WASHINGTON -- One of the U.S. government's strongest advocates of cloud computing is also one of its most secretive operations: the Central Intelligence Agency. The CIA has adopted cloud computing in a big way, and the agency believes that the cloud approach makes IT environments more flexible and secure.
Jill Tummler Singer, the CIA's deputy CIO, said that she sees enormous benefits to a cloud approach. And while the CIA has been moving steadily to build a cloud-friendly infrastructure -- it has adopted virtualization, among other things -- cloud computing is still a relatively new idea among federal agencies.
"Cloud computing as a term really didn't hit our vocabulary until a year ago," said Singer.
But now that the CIA is building an internal cloud, Singer sees numerous benefits. For example, a cloud approach could bolster security, in part, because it entails the use of a standards-based environment that reduces complexity and allows faster deployment of patches.
"By keeping the cloud inside your firewalls, you can focus your strongest intrusion-detection and -prevention sensors on your perimeter, thus gaining significant advantage over the most common attack vector, the Internet," said Singer.
Moreover, everything in a cloud environment is built on common approaches. That includes security, meaning there's a "consistent approach to assuring the identity, the access and the audit of individuals and systems," said Singer. But there are limits.
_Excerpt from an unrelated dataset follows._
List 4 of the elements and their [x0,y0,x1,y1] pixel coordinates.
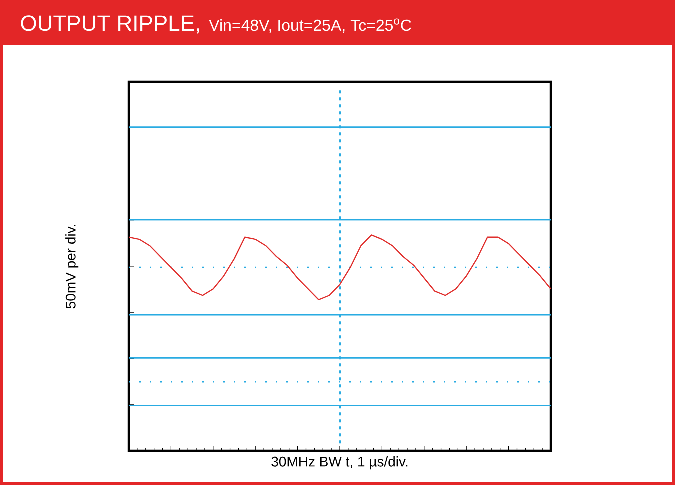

The agency isn't using a Google model and "striking" data across all its servers; instead, data is kept in private enclaves protected by encryption, security and audits.
The CIA uses mostly Web-based applications and thin clients, reducing the need to administer and secure individual workstations. And it has virtualized storage, protecting itself "against a physical intruder that might be intent on taking your server or your equipment out of the data center," said Singer.